Le coup d'envoi des travaux de rénovation de la passerelle du vieux môle a été donné

découvrez les dernières avancées concernant la rénovation de la passerelle du vieux môle, un projet majeur qui vise à embellir et sécuriser cet emblématique lieu. apprenez-en plus sur les travaux débutés et leur impact sur la région.
Sommaire4 sections
  1. 01Pourquoi tout commence par des pieux
  2. 02Une passerelle disparue depuis 2010
  3. 03Un chantier découpé en phases
  4. 04Ce que la ville disait attendre du projet

Fin octobre 2024, les premières machines se sont installées au pied du vieux môle de Pornichet. Ce qu'on voit sur place à ce stade n'a rien de spectaculaire : des engins, un balisage, des pieux qu'on descend dans le sable. C'est pourtant l'étape qui décide de tout le reste, parce qu'une passerelle en bord de mer ne vaut que ce que vaut son ancrage. La commune annonçait alors un chantier étalé sur plusieurs mois, avec une remise en service visée pour la fin du printemps 2025.

Engins de chantier installés au pied du vieux môle de Pornichet, en bord de plage

Pourquoi tout commence par des pieux

Une passerelle posée sur l'estran subit deux marées par jour, le sable qui bouge, les paquets de mer d'hiver et le sel en continu. L'ouvrage tient par ce qui est enfoui, pas par ce qui se voit. D'où cette première phase, longue et peu photogénique : sonder le sol, positionner les pieux, vérifier leur tenue avant de poser quoi que ce soit dessus.

C'est aussi la phase la plus dépendante de la météo et du coefficient de marée. Sur ce type de chantier, les équipes travaillent par fenêtres, entre deux basses mers, et un coup de vent d'ouest décale tout le monde d'une semaine. Un calendrier de chantier maritime se lit toujours avec cette réserve en tête.

Une passerelle disparue depuis 2010

Le môle de Pornichet a été construit dans les années 1920, à une époque où la station vivait déjà de ses baigneurs et de ses villas.
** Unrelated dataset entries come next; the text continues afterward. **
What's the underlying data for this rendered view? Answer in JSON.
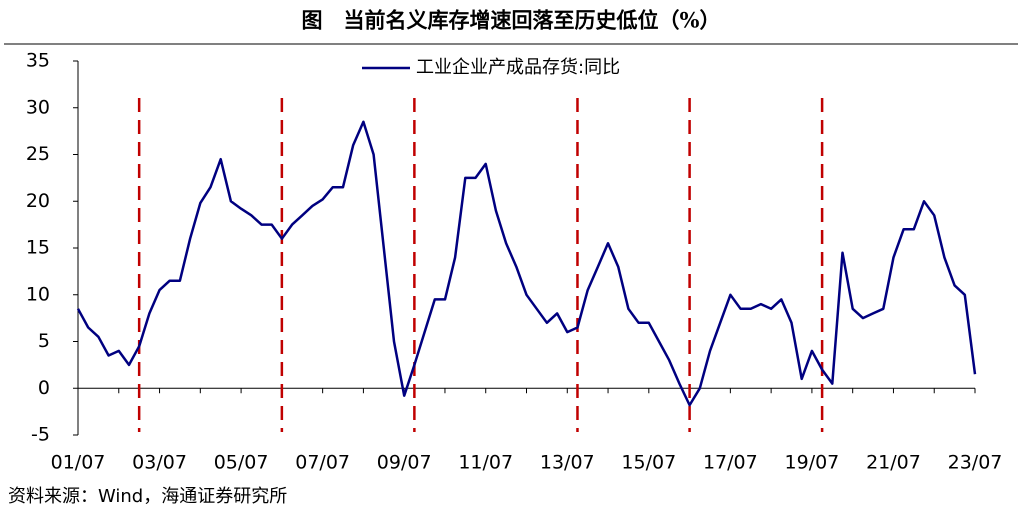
{
  "chart_data": {
    "type": "line",
    "title": "图　当前名义库存增速回落至历史低位（%）",
    "source": "资料来源：Wind，海通证券研究所",
    "x": [
      "01/07",
      "01/10",
      "02/01",
      "02/04",
      "02/07",
      "02/10",
      "03/01",
      "03/04",
      "03/07",
      "03/10",
      "04/01",
      "04/04",
      "04/07",
      "04/10",
      "05/01",
      "05/04",
      "05/07",
      "05/10",
      "06/01",
      "06/04",
      "06/07",
      "06/10",
      "07/01",
      "07/04",
      "07/07",
      "07/10",
      "08/01",
      "08/04",
      "08/07",
      "08/10",
      "09/01",
      "09/04",
      "09/07",
      "09/10",
      "10/01",
      "10/04",
      "10/07",
      "10/10",
      "11/01",
      "11/04",
      "11/07",
      "11/10",
      "12/01",
      "12/04",
      "12/07",
      "12/10",
      "13/01",
      "13/04",
      "13/07",
      "13/10",
      "14/01",
      "14/04",
      "14/07",
      "14/10",
      "15/01",
      "15/04",
      "15/07",
      "15/10",
      "16/01",
      "16/04",
      "16/07",
      "16/10",
      "17/01",
      "17/04",
      "17/07",
      "17/10",
      "18/01",
      "18/04",
      "18/07",
      "18/10",
      "19/01",
      "19/04",
      "19/07",
      "19/10",
      "20/01",
      "20/04",
      "20/07",
      "20/10",
      "21/01",
      "21/04",
      "21/07",
      "21/10",
      "22/01",
      "22/04",
      "22/07",
      "22/10",
      "23/01",
      "23/04",
      "23/07"
    ],
    "series": [
      {
        "name": "工业企业产成品存货:同比",
        "color": "#000080",
        "values": [
          8.5,
          6.5,
          5.5,
          3.5,
          4,
          2.5,
          4.5,
          8,
          10.5,
          11.5,
          11.5,
          16,
          19.8,
          21.5,
          24.5,
          20,
          19.2,
          18.5,
          17.5,
          17.5,
          16,
          17.5,
          18.5,
          19.5,
          20.2,
          21.5,
          21.5,
          26,
          28.5,
          25,
          15,
          5,
          -0.8,
          2.5,
          6,
          9.5,
          9.5,
          14,
          22.5,
          22.5,
          24,
          19,
          15.5,
          13,
          10,
          8.5,
          7,
          8,
          6,
          6.5,
          10.5,
          13,
          15.5,
          13,
          8.5,
          7,
          7,
          5,
          3,
          0.5,
          -1.8,
          0,
          4,
          7,
          10,
          8.5,
          8.5,
          9,
          8.5,
          9.5,
          7,
          1,
          4,
          2,
          0.5,
          14.5,
          8.5,
          7.5,
          8,
          8.5,
          14,
          17,
          17,
          20,
          18.5,
          14,
          11,
          10,
          1.5
        ]
      }
    ],
    "xticks": [
      "01/07",
      "03/07",
      "05/07",
      "07/07",
      "09/07",
      "11/07",
      "13/07",
      "15/07",
      "17/07",
      "19/07",
      "21/07",
      "23/07"
    ],
    "ylim": [
      -5,
      35
    ],
    "yticks": [
      -5,
      0,
      5,
      10,
      15,
      20,
      25,
      30,
      35
    ],
    "vlines": [
      "03/01",
      "06/07",
      "09/10",
      "13/10",
      "16/07",
      "19/10"
    ],
    "vline_color": "#c00000",
    "legend": "top"
  }
}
La passerelle qui le prolongeait a été démolie en 2010, après les dégâts de l'hiver et la tempête Xynthia qui avait frappé la côte atlantique en février de cette année-là. Depuis, l'accès au môle par ce cheminement n'existait plus, et les habitués contournaient par la plage ou renonçaient.

Quatorze ans, c'est long pour un équipement dont tout le monde parle au passé. La reconstruction annoncée en 2024 remettait donc en jeu un usage quotidien, pas seulement une carte postale.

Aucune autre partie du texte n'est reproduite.